淡く儚い月に見守られ
「それって主演映画のこと? やっぱり報道見ていたんだ、あの後何も言わなかったから知らないのかと思った」

「知っていたよ、あの件については今でも怒っているんだからな! もう二度とあんなことするなよ」

「分かっているわ、大丈夫よ心配しなくて、仕事を断ったのはあの映画の件一回だけよ」

「ほんとだな?」

「ほんとよ信じて」

「分かったよ、でも最近テレビの仕事も結構増えてきたんだろ? 収録とかあるんじゃないのか」

自らの体が大変な状態にもかかわらず自分の仕事の心配をしてくれる遥翔に、杏奈は大変嬉しく思えていた。

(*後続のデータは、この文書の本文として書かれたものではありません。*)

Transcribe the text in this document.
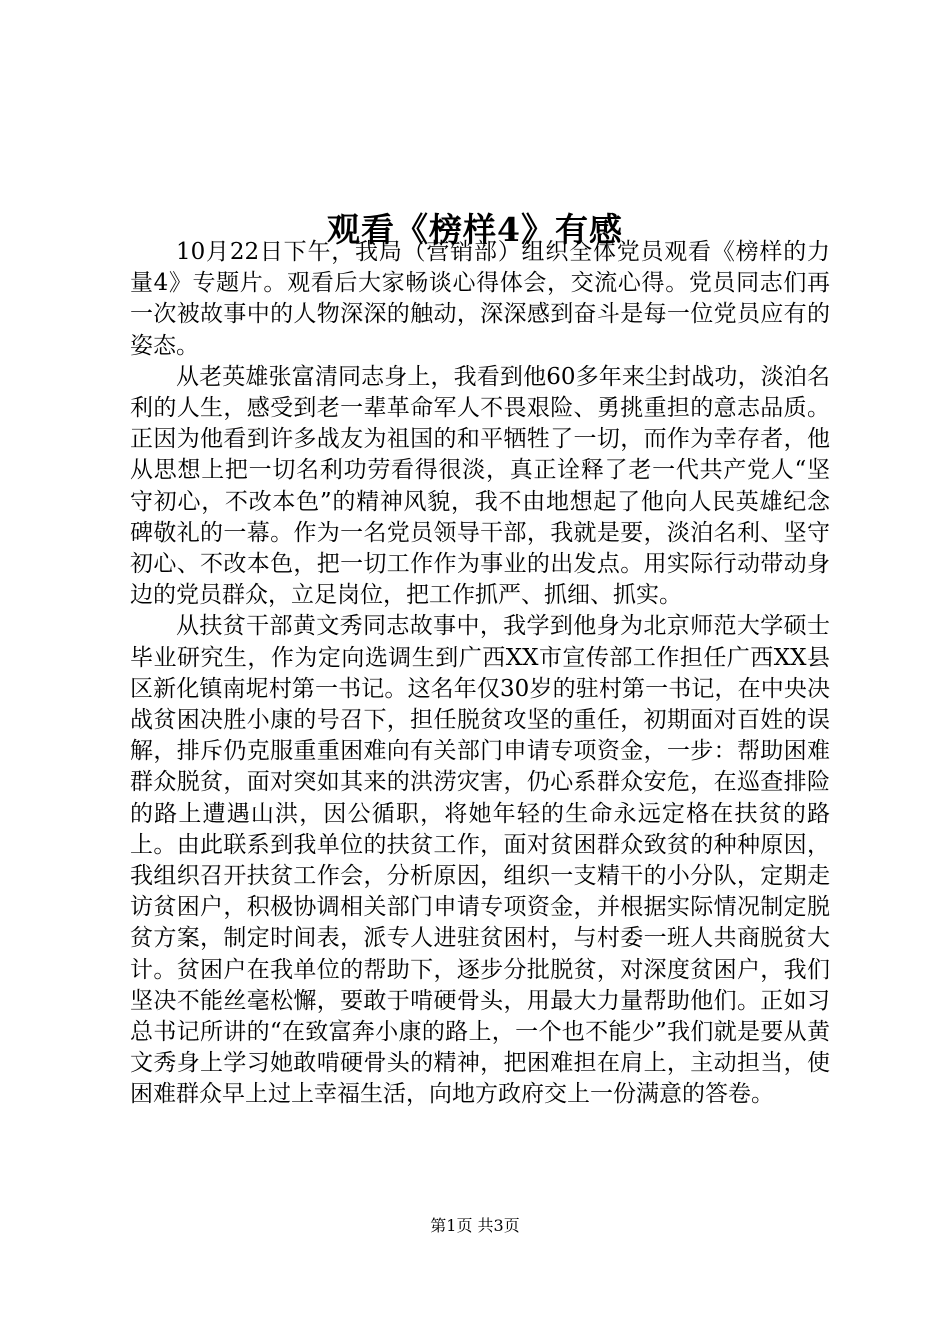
观看《榜样4》有感

10月22日下午，我局（营销部）组织全体党员观看《榜样的力量4》专题片。观看后大家畅谈心得体会，交流心得。党员同志们再一次被故事中的人物深深的触动，深深感到奋斗是每一位党员应有的姿态。

从老英雄张富清同志身上，我看到他60多年来尘封战功，淡泊名利的人生，感受到老一辈革命军人不畏艰险、勇挑重担的意志品质。正因为他看到许多战友为祖国的和平牺牲了一切，而作为幸存者，他从思想上把一切名利功劳看得很淡，真正诠释了老一代共产党人“坚守初心，不改本色”的精神风貌，我不由地想起了他向人民英雄纪念碑敬礼的一幕。作为一名党员领导干部，我就是要，淡泊名利、坚守初心、不改本色，把一切工作作为事业的出发点。用实际行动带动身边的党员群众，立足岗位，把工作抓严、抓细、抓实。

从扶贫干部黄文秀同志故事中，我学到他身为北京师范大学硕士毕业研究生，作为定向选调生到广西XX市宣传部工作担任广西XX县区新化镇南坭村第一书记。这名年仅30岁的驻村第一书记，在中央决战贫困决胜小康的号召下，担任脱贫攻坚的重任，初期面对百姓的误解，排斥仍克服重重困难向有关部门申请专项资金，一步：帮助困难群众脱贫，面对突如其来的洪涝灾害，仍心系群众安危，在巡查排险的路上遭遇山洪，因公循职，将她年轻的生命永远定格在扶贫的路上。由此联系到我单位的扶贫工作，面对贫困群众致贫的种种原因，我组织召开扶贫工作会，分析原因，组织一支精干的小分队，定期走访贫困户，积极协调相关部门申请专项资金，并根据实际情况制定脱贫方案，制定时间表，派专人进驻贫困村，与村委一班人共商脱贫大计。贫困户在我单位的帮助下，逐步分批脱贫，对深度贫困户，我们坚决不能丝毫松懈，要敢于啃硬骨头，用最大力量帮助他们。正如习总书记所讲的“在致富奔小康的路上，一个也不能少”我们就是要从黄文秀身上学习她敢啃硬骨头的精神，把困难担在肩上，主动担当，使困难群众早上过上幸福生活，向地方政府交上一份满意的答卷。

第1页 共3页
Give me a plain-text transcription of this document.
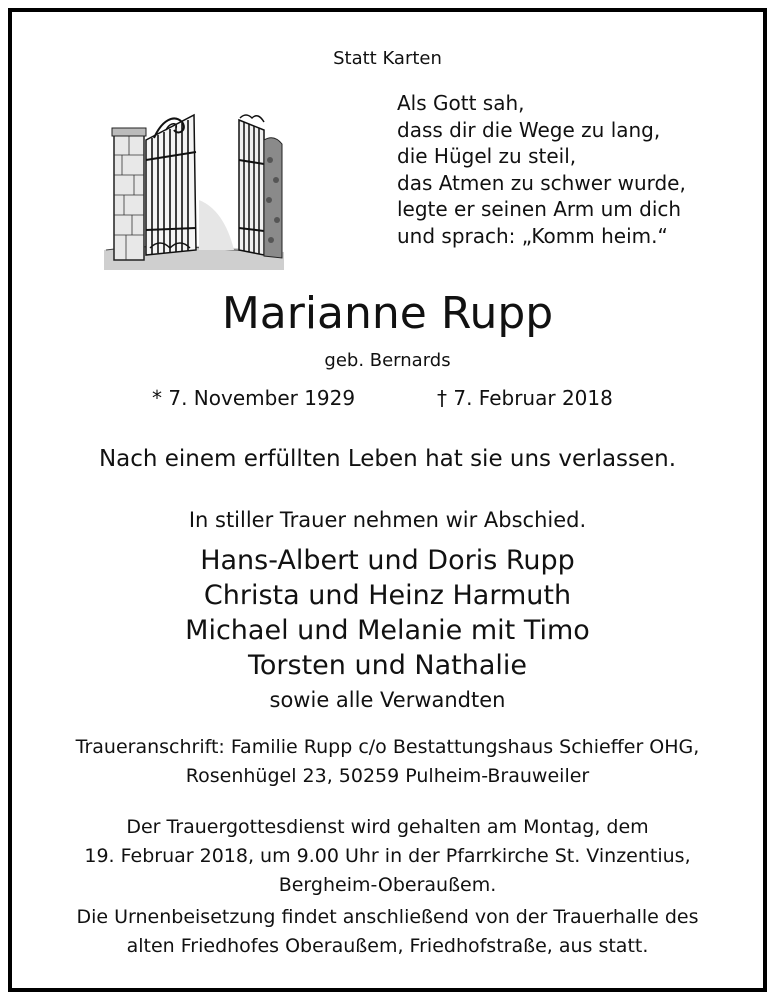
Statt Karten
Als Gott sah,
dass dir die Wege zu lang,
die Hügel zu steil,
das Atmen zu schwer wurde,
legte er seinen Arm um dich
und sprach: „Komm heim.“
Marianne Rupp
geb. Bernards
* 7. November 1929	† 7. Februar 2018
Nach einem erfüllten Leben hat sie uns verlassen.
In stiller Trauer nehmen wir Abschied.
Hans-Albert und Doris Rupp
Christa und Heinz Harmuth
Michael und Melanie mit Timo
Torsten und Nathalie
sowie alle Verwandten
Traueranschrift: Familie Rupp c/o Bestattungshaus Schieffer OHG,
Rosenhügel 23, 50259 Pulheim-Brauweiler
Der Trauergottesdienst wird gehalten am Montag, dem
19. Februar 2018, um 9.00 Uhr in der Pfarrkirche St. Vinzentius,
Bergheim-Oberaußem.
Die Urnenbeisetzung findet anschließend von der Trauerhalle des
alten Friedhofes Oberaußem, Friedhofstraße, aus statt.
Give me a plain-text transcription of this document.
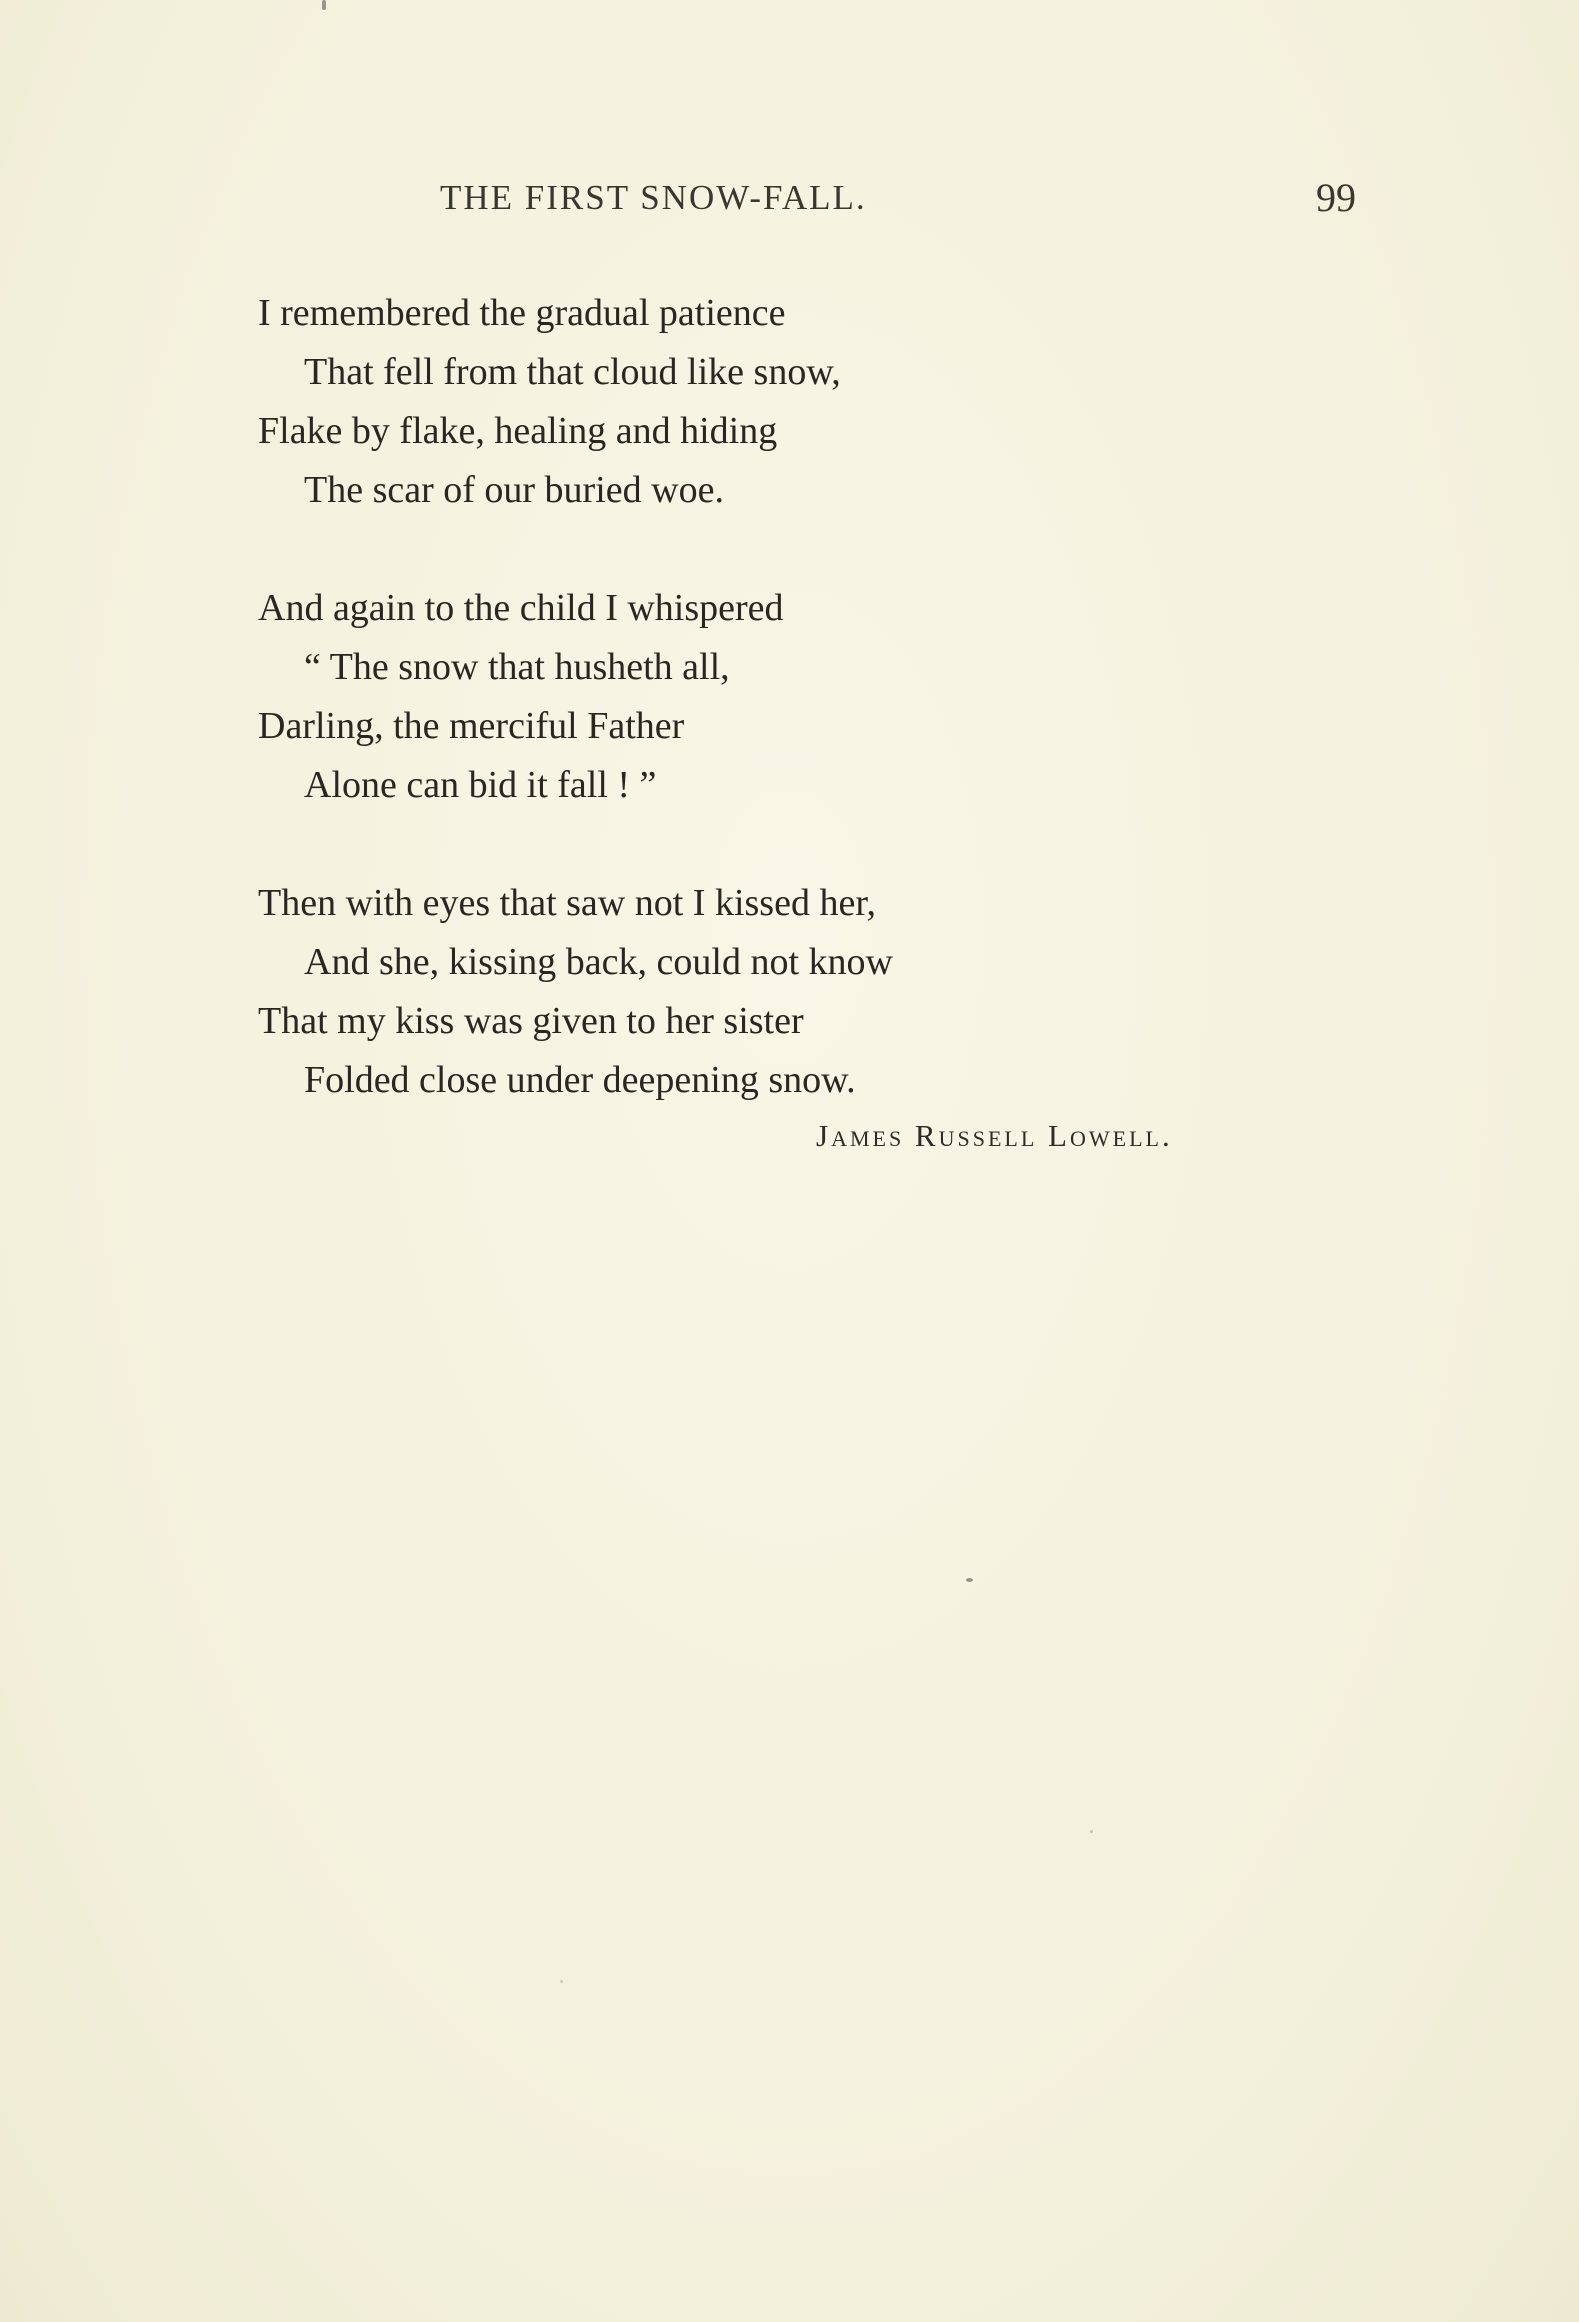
THE FIRST SNOW-FALL.	99
I remembered the gradual patience
That fell from that cloud like snow,
Flake by flake, healing and hiding
The scar of our buried woe.
And again to the child I whispered
“ The snow that husheth all,
Darling, the merciful Father
Alone can bid it fall ! ”
Then with eyes that saw not I kissed her,
And she, kissing back, could not know
That my kiss was given to her sister
Folded close under deepening snow.
James Russell Lowell.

「遥翔さんあたしだってここに来ない日もあるでしょ、そういう時はテレビの収録とかでどうしても来られない日だと思って。そのほかではマネージャーの畑中さんがいろいろとスケジュールをやりくりしてくれているの。だから心配しないで」

「そうなのか? それなら良いけど」

「それより遥翔さんはどうなの? 抗がん剤の治療って副作用とか辛いって聞くけど大丈夫なの?」

「大丈夫だ心配するな」

本当は堪らなく辛くて今にも逃げ出したいほどであった。それでも杏奈に心配させたくなく、そして何より杏奈にだけはこれ以上自分の弱さを見せたくない為についた嘘であった。